Betrayed and captured in 1916, she was sentenced to death by a kangaroo court and proved a lively and troublesome prisoner, refusing to name fellow travellers or sign a petition of mercy for herself. Her statement, “I am not afraid of looking into the rifles”, was in response to a priest asking her if she wanted a blindfold at the time of her execution by firing squad. In the end, she accepted one, because the priest said her last thoughts should be of heaven. After the war, Gabrielle received a state funeral and monuments were erected in her memory, though few modern Belgians remember her.

Edith Cavell, an English nurse, was memorialised in a statue in central London and a service in Westminster abbey. In her fifties when war broke out, she was holidaying in England. Nevertheless, she chose to return to the teaching hospital in Brussels where she had played the lead role in turning a ramshackle institution into a “benchmark for nursing standards” in Belgium. As the “German steamroller” overran Belgium, she was inevitably involved in helping Allied soldiers caught behind the frontlines to recover from their wounds and escaping to Holland.
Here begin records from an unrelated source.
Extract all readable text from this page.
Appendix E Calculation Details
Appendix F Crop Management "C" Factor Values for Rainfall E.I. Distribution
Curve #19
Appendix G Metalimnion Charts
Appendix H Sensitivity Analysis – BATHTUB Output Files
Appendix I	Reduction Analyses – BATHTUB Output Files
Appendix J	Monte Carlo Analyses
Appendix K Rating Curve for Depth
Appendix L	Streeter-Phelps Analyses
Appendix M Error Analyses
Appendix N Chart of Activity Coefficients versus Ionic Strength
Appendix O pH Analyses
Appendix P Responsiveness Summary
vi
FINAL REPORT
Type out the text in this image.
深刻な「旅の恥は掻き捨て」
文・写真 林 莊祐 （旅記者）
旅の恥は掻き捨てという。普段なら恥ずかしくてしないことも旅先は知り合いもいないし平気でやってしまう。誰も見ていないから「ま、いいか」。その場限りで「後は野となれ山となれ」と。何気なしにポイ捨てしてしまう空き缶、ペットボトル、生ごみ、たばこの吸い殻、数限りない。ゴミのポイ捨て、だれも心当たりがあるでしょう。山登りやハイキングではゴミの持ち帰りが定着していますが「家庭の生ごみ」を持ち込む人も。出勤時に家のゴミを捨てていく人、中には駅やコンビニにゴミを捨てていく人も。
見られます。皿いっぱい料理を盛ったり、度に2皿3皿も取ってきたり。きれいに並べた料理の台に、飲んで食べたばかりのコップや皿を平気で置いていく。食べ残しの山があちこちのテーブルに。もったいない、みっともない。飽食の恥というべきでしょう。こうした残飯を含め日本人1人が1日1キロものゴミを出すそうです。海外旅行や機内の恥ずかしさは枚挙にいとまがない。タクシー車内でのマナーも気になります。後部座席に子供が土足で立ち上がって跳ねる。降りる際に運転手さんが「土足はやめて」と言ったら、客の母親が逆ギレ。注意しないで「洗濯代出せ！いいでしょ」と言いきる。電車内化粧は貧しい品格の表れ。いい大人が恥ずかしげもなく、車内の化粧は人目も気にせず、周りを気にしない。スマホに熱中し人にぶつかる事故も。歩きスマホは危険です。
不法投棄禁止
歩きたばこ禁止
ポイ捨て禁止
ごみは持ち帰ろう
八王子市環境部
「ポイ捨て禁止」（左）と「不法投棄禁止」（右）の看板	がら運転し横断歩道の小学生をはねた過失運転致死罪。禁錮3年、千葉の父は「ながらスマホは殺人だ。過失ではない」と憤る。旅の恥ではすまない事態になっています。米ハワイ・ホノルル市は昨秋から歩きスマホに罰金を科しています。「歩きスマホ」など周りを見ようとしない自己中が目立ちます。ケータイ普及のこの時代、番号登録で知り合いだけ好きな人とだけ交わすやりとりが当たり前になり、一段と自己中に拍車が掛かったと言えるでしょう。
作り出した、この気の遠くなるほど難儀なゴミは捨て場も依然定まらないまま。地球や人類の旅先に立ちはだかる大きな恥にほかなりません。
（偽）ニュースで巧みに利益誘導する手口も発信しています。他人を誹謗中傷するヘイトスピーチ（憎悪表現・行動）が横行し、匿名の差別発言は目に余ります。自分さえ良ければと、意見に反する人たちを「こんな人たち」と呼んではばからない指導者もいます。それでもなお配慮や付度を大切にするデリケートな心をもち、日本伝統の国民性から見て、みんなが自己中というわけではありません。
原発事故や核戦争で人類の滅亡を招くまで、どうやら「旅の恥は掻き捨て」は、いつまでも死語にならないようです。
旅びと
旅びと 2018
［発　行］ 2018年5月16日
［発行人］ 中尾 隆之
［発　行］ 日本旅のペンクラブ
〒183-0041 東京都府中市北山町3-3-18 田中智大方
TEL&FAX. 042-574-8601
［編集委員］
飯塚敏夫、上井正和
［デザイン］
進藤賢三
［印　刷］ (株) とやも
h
Arrested by the Germans, she declined her comrades’ advice to wear her nurse’s uniform at her show trial to get the Germans to respect her.

Her execution in 1915, however, became a propaganda disaster for the Germans, with negative publicity spreading across the Atlantic to the then neutral US. Thereafter, the Kaiser ordered that no more women would be executed without his permission. This decision undoubtedly saved the lives of several others who were captured around the same time. Their death sentences were commuted to life sentences with hard labour in a prison in Germany. There, Louise de Bettignies, who had run a train-watching network in northern Belgium, died from a botched surgery.

De Bettignies, an aristocrat who could trace her lineage back to Charlemagne, suffered the fate of many spies in having her intelligence ignored; she reported the massive troop movements that presaged the start of the Germans’ fateful Verdun campaign. Marthe Cnockaert, employed by the Germans as a nurse, gathered much useful intelligence from wounded Germans on military morale and capabilities. Her reports of the Germans unloading gas masks and heavy black iron cylinders near Ypres were disregarded until unsuspecting Allied troops ran into chlorine gas, the first deployment of chemical warfare on the Western Front.    

At the centre of much of this activity was the Princess Marie de Croy whose chateau was requisitioned as a command headquarters for a German army division. She showed exemplary courage by using a secret room in a tower of her medieval chateau to shelter escaping Allied soldiers before they could be escorted to the Dutch border. Her cover was blown a year later and she was imprisoned. With her was Countess Jeanne de Belleville, who played a sterling role in helping allied prisoners escape, an especially hazardous undertaking after the Germans built an electrified fence on the length of the Dutch border.  

Rick Stroud follows the heroic mould of narrative history. Two of his earlier books are Kidnap in Crete and Lonely Courage that trace, respectively, an (ultimately pointless) operation by the British Special Operations Executive to capture the German general commanding in Crete, and the story of female SOE agents operating in occupied Europe. This book is less exuberant in style and would have benefitted from the inclusion of a map to delineate the area in which these spies operated. He nevertheless manages to recreate a useful account of the German occupation of Belgium in World War I, and invokes the ambience of the resistance against the killing fields of trench warfare in Europe. There were people like “Canteen Ma”, a 70-year-old vegetable seller who became a conduit for the transmission of handwritten intelligence, and the network codenamed La Dame Blanche or White Lady. This network was presciently named: La Dame Blanche was the name for the mythical figure whose appearance would herald the fall of the House of Hohenzollern.